にせんねんもんだい in “nhhmbase presents13”@SHIBUYA-O nest 6/21山崎雄太
[ book , music ]
にせんねんもんだいで踊れない(“にせんねんもんだい”は、上手にギターの高田さん、下手にベースの在川さん、真ん中にドラムの姫野さんという、女性だけのスリーピースという編成)。
高田さんの、短いモチーフを慎重に重ねていく姿は、聞こえてくる電気的な音とは裏腹に非常に肉感的な、職人的な「作業」を感じさせる。それは建具師が丁寧に金箔を並べていくような張りつめた「作業」であり、にせんねんもんだいが演奏を始める際にハコ全体を包む、自らの呼吸をも忘れさせる集中を観客から引き出す極めて優れた「作業」である。3秒ほどの短いモチーフをひとつエフェクターのなかに刻み付けることが出来れば、それは「結果」としてひとつの印となり、前へ進むことが出来るはずだ。「作業」を繰り返せば「結果」が重なる、気づけばそれらの「結果=音」は僕らの信頼を完全に勝ち取って、虜としている。これは全く優れた仕事で、優れた人生でもあるだろう。優れた「作業」を一途に続ける姿に言葉を失ってしまう。だからにせんねんもんだいには本当に頭が上がらない。高田さん、ありがとうございます、稚拙な文で、申し訳ない。精進します……。

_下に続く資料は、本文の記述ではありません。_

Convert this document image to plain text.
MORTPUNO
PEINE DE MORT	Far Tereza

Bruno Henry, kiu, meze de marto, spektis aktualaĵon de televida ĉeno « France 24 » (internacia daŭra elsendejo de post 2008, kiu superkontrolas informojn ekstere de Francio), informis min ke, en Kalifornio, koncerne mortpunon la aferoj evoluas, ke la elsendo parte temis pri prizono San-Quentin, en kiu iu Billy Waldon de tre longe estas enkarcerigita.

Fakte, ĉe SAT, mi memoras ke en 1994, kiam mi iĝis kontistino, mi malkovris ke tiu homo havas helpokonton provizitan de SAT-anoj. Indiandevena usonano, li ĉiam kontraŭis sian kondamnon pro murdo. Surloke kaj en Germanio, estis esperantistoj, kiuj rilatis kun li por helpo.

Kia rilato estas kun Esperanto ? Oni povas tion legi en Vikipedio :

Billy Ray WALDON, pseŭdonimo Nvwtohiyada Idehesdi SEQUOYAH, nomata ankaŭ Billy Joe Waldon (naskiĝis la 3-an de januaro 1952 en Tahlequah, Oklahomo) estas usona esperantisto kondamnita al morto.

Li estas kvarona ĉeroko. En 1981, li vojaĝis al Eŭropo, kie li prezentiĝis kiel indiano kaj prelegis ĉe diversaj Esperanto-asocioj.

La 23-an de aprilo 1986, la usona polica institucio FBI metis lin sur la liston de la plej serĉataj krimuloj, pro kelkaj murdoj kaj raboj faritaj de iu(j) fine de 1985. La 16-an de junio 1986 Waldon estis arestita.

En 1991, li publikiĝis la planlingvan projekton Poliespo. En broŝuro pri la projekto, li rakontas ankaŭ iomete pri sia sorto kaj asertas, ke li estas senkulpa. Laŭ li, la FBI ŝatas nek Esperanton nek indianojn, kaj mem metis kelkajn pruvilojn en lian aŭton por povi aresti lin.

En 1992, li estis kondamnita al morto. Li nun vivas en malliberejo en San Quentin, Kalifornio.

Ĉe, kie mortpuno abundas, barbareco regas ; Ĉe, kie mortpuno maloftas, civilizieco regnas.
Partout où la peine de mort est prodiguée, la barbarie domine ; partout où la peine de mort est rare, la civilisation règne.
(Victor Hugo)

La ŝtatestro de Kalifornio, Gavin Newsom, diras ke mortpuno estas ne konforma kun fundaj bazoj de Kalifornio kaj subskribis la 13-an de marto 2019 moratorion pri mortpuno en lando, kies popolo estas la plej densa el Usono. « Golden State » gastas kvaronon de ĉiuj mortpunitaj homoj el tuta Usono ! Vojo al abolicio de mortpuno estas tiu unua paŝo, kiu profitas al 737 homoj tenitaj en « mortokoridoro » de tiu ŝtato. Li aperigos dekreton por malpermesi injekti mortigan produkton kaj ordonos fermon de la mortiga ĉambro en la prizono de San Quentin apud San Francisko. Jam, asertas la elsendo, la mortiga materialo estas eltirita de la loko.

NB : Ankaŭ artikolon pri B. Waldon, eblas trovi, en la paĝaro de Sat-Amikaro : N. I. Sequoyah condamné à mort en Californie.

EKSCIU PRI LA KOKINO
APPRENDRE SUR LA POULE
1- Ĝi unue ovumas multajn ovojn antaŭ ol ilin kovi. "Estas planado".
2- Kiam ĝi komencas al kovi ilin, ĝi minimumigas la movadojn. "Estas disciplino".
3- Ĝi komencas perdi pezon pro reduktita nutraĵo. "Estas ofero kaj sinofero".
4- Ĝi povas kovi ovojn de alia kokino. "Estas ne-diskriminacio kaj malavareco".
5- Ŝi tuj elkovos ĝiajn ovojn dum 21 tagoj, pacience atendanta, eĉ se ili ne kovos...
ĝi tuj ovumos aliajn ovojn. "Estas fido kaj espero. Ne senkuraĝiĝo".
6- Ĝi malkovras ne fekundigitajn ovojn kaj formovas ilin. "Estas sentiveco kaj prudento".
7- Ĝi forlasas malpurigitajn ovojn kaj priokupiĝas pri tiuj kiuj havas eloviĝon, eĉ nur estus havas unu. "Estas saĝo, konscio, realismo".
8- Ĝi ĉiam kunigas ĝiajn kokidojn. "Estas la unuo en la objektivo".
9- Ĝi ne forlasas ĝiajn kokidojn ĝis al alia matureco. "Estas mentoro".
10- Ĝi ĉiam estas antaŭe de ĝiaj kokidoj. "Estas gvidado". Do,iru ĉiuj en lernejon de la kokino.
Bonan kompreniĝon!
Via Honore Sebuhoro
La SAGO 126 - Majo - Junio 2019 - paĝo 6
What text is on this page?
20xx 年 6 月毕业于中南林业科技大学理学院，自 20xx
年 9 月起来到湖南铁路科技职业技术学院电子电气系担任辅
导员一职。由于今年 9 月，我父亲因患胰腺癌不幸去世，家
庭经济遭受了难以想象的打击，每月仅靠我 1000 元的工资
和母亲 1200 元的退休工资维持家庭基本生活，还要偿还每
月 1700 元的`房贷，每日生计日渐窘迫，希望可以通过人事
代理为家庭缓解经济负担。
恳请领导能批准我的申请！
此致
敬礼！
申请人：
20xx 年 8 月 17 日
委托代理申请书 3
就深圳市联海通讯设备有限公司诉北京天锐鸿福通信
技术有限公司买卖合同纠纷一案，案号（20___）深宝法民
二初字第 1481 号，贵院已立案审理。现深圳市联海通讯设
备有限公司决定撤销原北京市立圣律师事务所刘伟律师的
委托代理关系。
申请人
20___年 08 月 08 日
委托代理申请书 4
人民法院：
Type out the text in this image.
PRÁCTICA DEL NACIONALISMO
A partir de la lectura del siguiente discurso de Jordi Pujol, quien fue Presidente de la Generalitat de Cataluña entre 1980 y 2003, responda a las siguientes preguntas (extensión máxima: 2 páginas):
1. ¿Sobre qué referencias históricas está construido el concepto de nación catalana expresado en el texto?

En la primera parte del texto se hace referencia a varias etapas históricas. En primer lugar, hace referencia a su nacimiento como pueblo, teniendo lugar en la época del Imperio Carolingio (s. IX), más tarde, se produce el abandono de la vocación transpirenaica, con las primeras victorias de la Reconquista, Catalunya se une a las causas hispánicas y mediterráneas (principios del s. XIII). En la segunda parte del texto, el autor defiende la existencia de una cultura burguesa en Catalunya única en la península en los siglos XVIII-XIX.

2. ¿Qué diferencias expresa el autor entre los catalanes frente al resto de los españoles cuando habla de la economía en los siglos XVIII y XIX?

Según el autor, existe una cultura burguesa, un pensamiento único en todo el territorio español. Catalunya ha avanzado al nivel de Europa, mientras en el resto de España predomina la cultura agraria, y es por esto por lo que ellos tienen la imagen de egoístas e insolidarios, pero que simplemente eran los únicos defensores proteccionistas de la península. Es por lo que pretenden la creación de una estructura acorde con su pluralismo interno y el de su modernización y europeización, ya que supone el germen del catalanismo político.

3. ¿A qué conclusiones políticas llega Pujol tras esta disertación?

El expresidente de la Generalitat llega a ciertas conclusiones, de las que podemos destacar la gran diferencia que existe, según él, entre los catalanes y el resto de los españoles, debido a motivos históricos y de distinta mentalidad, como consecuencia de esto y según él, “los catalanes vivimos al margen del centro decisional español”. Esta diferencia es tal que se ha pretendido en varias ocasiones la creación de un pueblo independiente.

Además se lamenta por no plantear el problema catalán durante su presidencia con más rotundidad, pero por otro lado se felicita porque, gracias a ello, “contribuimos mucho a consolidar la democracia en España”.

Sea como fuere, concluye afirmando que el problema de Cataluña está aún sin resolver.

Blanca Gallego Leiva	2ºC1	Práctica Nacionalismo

上手の高田さんの作業が完成してくれば、ステージ真ん中に陣取る〈恐るべき子供〉姫野さんのバスドラムがハコ全体の緊張を打ち破り獰猛に産声をあげる。髪を激しく揺すりながら頭を左右に振り、ハイハットをひたむきに文字通り連打する姿はそれだけですでに僕らの胸すら打たずにはおれないのだが、さらにこのハイハットが「人のため」になされていることこそに僕らは感動する。あれほどの長時間ストイックに、それこそ身を削って厳密に打ち続けられるハイハットは、すなわち音楽を持続推進させるもの、同時に他の二人に向けられたものであり、つまりは「人のため」の「作業」なのである。ドラムのリズムで(理想の)曲を一緒に作るのではなく、身を粉にして何か(=にせんねんもんだい)を生かすこと。この母性という言葉すら与えたくなる圧倒的な優しさに僕はまたどうしようもなく惹かれてしまうのだ。姫野さんの厳然たる決意を前に、どんな文章を書き連ねれば良いだろう? どう生きれば良いだろう? 続けることだ、打ち続けること……、それがドラムでもキーボードでも一向構わないが、最後「人のため」になってくれればとまさか言えやしないが思ってしまう。こうして深夜キーボードを打つ意味を姫野さんは少し教えてくれる(いつまでも「ため」とするべき「人」が健康であるとも限らない)。魅了されつつも目を背けたくなるほど真摯にハイハットを打ち続けていれば、隣の在川さんも助けてくれるだろう。耳の奥にこびりつく、四弦……。三曲目の何かが取り憑いたような秀抜のドラムソロのエンディングを、ギターとベースは一定のコードを繰り返し弾くことで暖かく迎え入れる。即興からコードに戻り出した高田さんと在川さんの目配せなど愛情に溢れた実に羨望の瞬間である。にせんねんもんだいはにせんねんもんだいによって生かされている。
だからまた今日も素晴らしい音楽を前にまず打ち震えてしまい、踊ることが出来なかった……。